The Moesha situation also points to difficulties, if not deeper issues, with our wordsmith. She clearly was out-diva'd on that series' set by Brandy who is described as being "surrounded by 'yes' men." Undeniably, Ms Ralph was envious, even though she realizes, "...the show was called Moesha, not Moesha's Mom."

Unselfconscious or oblivious that she was having a breakdown at the time (obvious to this reader), Ralph substitutes the words "young cast members" when she clearly is writing specifically about Brandy, whose "enjoying herself behind closed door" caused our self-described diva to act out and storm off the set. (Hubby and kids needed to be fed, rationalized Ralph. I assume she didn't have hired help at the time.)

In an age-inappropriate diva debacle reminiscent of Joan Crawford taking over Christina's role on "Secret Storm,"  Ralph explains how she returned for the second season of Moesha wearing Brandy's trademark braids. Wait! Huh? Ralph doesn't see any problem with this and continues along as if she's grounded.

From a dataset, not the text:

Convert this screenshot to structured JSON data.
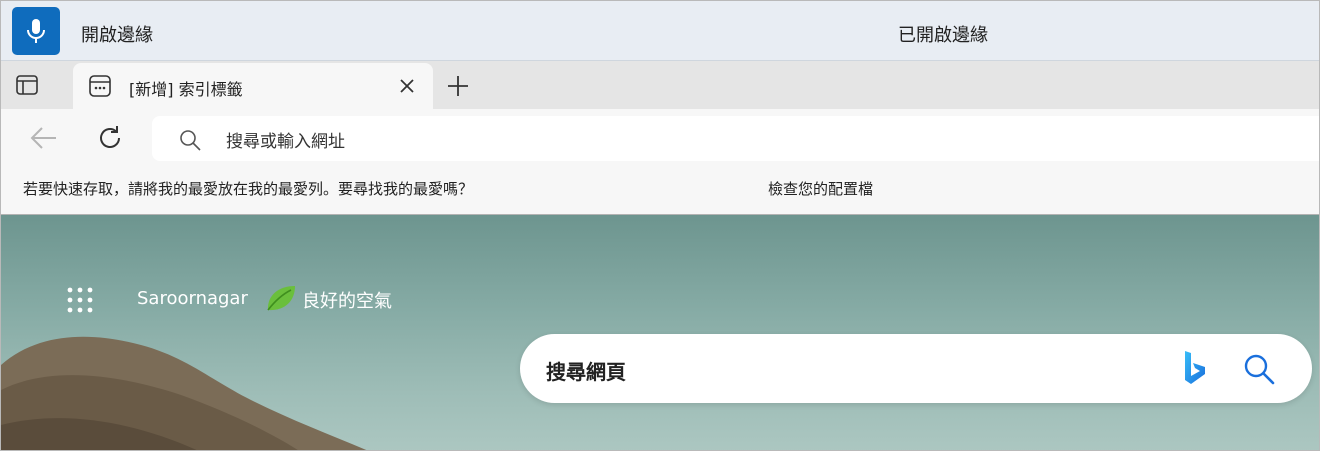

Brandy "wasn't at all happy with my wearing braids," the author writes, as if stunned. "According to her, the braids were her style. Her thing." Talk about cluelessness!

Asked by the director to remove the braids or put on a wig, Ralph quit the show. I'm glad the diva knows how to choose her battles wisely. Braids are worthy of all-out warfare, I have often been known to say.

"I don't have time for petty drama," the diva then adds with no hint of sarcasm.

Now, Diana Ross is a horse of a different color. She felt ripped off by Dreamgirls, felt it was a theatrical roman a clef about The Supremes (Sheryl denies, but of course it was; didn't make Miss Ross entitled to anything) and resented the fact that Sheryl Lee Ralph, as Deena Jones, was parodying her.

Well, wouldn't you know, Diva Ralph had either the lack of judgment -- or the cajones -- to get up from her seat in the Russian Tea Room to greet/confront Miss Ross, who had made an entrance and was posing, finding her light and flashing her grin.

"I stood up and walked right over to her." Uh-oh! "'Miss Ross,' I said." Get ready! "She stopped and turned around dramatically with that gleaming smile of hers." Duck! "I had to speak to her...." No, stop in the name of love! "'I'm Sheryl Lee...."

"'Ralph,' she cut me off instantly. The smile disappeared from her face.... 'I. Know. Who. You. Are.' she hissed, glaring at me.... With that, she turned on her heels, flipped her huge mane of hair and walked away from me."

The happy faces? Many years later, at the urging of Diana's son, Sheryl spoke with Diana about their children. Even Michael Bennett made peace with Sheryl on his death bed, dying of AIDS.

"Forgiveness." So our diva intones. Sheryl Lee Ralph founded The Diva Foundation, now 21 years strong, raising awareness to AIDS/HIV.

"I think that inside every gay man  -- no matter his color -- is a black woman trying to get out," Sheryl Lee hypothesizes. Honey, I got in touch with my inner black diva and it's Moms Mabley. Bless you, Miss Diva!